The guard shortage has clarified the strategic question for security buyers: continue paying more for less reliable human coverage, or invest in automated systems that deliver better performance at lower total cost? An increasing number of property owners, construction companies, and campus operators are choosing the latter.

The Hybrid Model: Where Guards Still Matter

The transition to automated security does not mean guards become obsolete. Functions requiring physical presence — access control gates where manual credential verification is required, customer-facing reception security, physical incident response when law enforcement is delayed — remain appropriate for human guards. The emerging model deploys guards in their genuine areas of advantage while replacing the overnight patrol, wide-area surveillance, and perimeter monitoring functions with automated systems that outperform guards in those roles.

For clients currently spending 80% of their guard budget on overnight patrol functions, a hybrid model — RSOC-connected drones and robotic patrol for overnight coverage, guards for daytime access control — typically reduces security cost by 40–60% while improving coverage quality during the highest-risk overnight window.

How DSP Addresses This Challenge

DSP's Physical Security as a Service model replaces the staffing dependencies and turnover costs of traditional guard services with autonomous drone patrol, robotic units, and 24/7 RSOC monitoring — delivering consistent coverage at a predictable monthly cost.

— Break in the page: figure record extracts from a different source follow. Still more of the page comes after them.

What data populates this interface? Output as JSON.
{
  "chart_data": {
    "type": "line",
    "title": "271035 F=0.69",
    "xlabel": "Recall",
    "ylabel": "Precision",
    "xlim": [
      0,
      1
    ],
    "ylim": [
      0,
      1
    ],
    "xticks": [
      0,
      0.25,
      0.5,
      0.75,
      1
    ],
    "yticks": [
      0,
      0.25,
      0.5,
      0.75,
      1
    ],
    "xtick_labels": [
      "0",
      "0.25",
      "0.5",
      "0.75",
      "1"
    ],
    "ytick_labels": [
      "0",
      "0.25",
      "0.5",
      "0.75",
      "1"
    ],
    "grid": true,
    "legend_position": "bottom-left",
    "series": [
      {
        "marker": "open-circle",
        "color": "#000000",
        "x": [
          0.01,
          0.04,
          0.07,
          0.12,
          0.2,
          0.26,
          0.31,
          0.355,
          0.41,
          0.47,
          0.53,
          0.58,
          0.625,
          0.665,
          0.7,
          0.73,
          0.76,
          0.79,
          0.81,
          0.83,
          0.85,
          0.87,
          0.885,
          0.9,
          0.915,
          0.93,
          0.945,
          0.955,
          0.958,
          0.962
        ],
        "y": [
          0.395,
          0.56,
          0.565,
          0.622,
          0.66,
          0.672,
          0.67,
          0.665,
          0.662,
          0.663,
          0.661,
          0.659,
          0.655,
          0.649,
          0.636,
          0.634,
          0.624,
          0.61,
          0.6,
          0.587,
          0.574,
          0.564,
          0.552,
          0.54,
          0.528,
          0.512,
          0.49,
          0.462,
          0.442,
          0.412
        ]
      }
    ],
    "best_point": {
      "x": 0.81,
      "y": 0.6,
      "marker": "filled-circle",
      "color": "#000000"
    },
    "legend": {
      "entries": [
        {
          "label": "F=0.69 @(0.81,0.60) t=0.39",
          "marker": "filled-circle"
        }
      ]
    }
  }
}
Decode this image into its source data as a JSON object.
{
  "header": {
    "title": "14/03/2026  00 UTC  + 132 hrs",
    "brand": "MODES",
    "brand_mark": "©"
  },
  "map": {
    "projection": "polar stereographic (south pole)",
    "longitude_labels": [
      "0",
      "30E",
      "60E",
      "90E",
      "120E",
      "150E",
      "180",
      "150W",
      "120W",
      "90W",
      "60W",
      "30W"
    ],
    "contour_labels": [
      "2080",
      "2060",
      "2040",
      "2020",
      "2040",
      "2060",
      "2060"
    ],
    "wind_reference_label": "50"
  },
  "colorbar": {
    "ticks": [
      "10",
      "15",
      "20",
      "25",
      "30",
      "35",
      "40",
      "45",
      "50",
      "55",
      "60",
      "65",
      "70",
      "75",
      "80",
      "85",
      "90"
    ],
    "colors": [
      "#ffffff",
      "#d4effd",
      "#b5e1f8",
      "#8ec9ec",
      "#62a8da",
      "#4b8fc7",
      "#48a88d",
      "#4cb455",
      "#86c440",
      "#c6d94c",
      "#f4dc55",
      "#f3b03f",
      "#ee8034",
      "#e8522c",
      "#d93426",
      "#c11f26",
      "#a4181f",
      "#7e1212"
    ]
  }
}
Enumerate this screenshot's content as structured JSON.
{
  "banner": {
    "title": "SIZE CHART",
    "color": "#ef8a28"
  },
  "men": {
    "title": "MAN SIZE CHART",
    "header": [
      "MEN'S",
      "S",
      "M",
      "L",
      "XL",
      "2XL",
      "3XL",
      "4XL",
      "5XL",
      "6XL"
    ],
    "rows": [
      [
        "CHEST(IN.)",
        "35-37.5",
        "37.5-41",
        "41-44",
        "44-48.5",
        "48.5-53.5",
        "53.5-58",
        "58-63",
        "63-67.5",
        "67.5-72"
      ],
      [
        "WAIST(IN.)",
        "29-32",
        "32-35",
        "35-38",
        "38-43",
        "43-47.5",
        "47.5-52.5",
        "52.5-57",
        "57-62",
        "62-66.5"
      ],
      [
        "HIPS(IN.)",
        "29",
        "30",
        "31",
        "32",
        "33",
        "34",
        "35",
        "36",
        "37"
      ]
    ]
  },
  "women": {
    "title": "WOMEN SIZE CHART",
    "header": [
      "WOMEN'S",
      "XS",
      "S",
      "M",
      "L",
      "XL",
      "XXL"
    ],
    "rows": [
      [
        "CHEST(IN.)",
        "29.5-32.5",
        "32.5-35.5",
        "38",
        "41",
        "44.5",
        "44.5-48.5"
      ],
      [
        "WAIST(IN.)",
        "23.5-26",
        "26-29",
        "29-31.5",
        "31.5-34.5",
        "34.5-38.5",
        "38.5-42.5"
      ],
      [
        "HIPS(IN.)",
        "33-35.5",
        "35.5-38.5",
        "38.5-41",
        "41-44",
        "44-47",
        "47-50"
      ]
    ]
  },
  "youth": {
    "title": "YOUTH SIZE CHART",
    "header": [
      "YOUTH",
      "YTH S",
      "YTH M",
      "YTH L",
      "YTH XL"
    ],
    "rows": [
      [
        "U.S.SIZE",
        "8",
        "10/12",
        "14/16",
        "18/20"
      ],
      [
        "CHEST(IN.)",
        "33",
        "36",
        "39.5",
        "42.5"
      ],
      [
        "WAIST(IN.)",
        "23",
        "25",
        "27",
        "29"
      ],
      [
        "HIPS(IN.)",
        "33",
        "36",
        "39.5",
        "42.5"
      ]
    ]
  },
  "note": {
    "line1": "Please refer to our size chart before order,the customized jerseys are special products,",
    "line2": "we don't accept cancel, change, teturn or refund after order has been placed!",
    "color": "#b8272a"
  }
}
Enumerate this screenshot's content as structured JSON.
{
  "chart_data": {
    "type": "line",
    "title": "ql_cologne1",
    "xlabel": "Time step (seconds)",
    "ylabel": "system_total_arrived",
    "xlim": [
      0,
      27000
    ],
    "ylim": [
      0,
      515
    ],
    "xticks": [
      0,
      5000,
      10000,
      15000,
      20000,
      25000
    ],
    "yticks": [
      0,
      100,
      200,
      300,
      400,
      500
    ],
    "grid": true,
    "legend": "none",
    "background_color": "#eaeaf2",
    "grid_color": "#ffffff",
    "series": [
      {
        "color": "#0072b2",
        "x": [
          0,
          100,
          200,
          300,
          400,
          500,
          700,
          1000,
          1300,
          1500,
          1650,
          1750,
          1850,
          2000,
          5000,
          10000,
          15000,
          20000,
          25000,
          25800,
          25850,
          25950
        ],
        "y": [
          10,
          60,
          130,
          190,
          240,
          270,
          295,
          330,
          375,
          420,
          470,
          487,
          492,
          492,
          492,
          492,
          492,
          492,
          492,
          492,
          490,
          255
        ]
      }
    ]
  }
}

Frequently Asked Questions: The Security Guard Shortage

Why is there a security guard shortage?

The security guard shortage is driven by a combination of wage stagnation (median guard wages have been essentially flat in real terms since 2003 per CAP analysis), demanding working conditions (overnight shifts, isolated positions, high-risk environments), intense competition from better-paying industries, and an industry structure that has underinvested in career development and compensation. The result is 100–300% annual turnover at many guard companies, creating a perpetual replacement cycle that cannot keep pace with demand.

How does guard turnover affect the security I'm receiving?

High guard turnover means the person patrolling your property tonight may have been assigned there for the first time — without site-specific knowledge, without familiarity with your protocols, and without the established situational awareness that effective guarding requires. It also increases the probability of shift coverage gaps when turnover creates unfilled positions, and reduces the quality of the security presence during the critical overnight hours when guard fatigue and motivation are at their lowest.

Is automated security a real alternative to security guards?

For the functions where guards perform least reliably — overnight patrol, wide-area perimeter surveillance, consistent monitoring of large outdoor spaces — automated security technology is a demonstrably superior alternative at lower cost. Drones, robotic patrol systems, and RSOC monitoring deliver consistent, documented coverage without fatigue, turnover, or the wage escalation pressure that is making guard services increasingly expensive. For functions requiring physical presence and human judgment, guards remain the appropriate choice — but those functions represent a minority of typical guard contract hours.

Will security robots replace all security guards?

No — but they are replacing the specific functions where guards add the least value and perform least reliably. The industry consensus, reflected in BLS employment projections (0% net growth through 2034), is that technology augments rather than eliminates the guard workforce. What is changing is the ratio: the optimal security program in 2026 uses significantly fewer guards — deployed for their genuine strengths — supported by significantly more technology than programs designed five or ten years ago.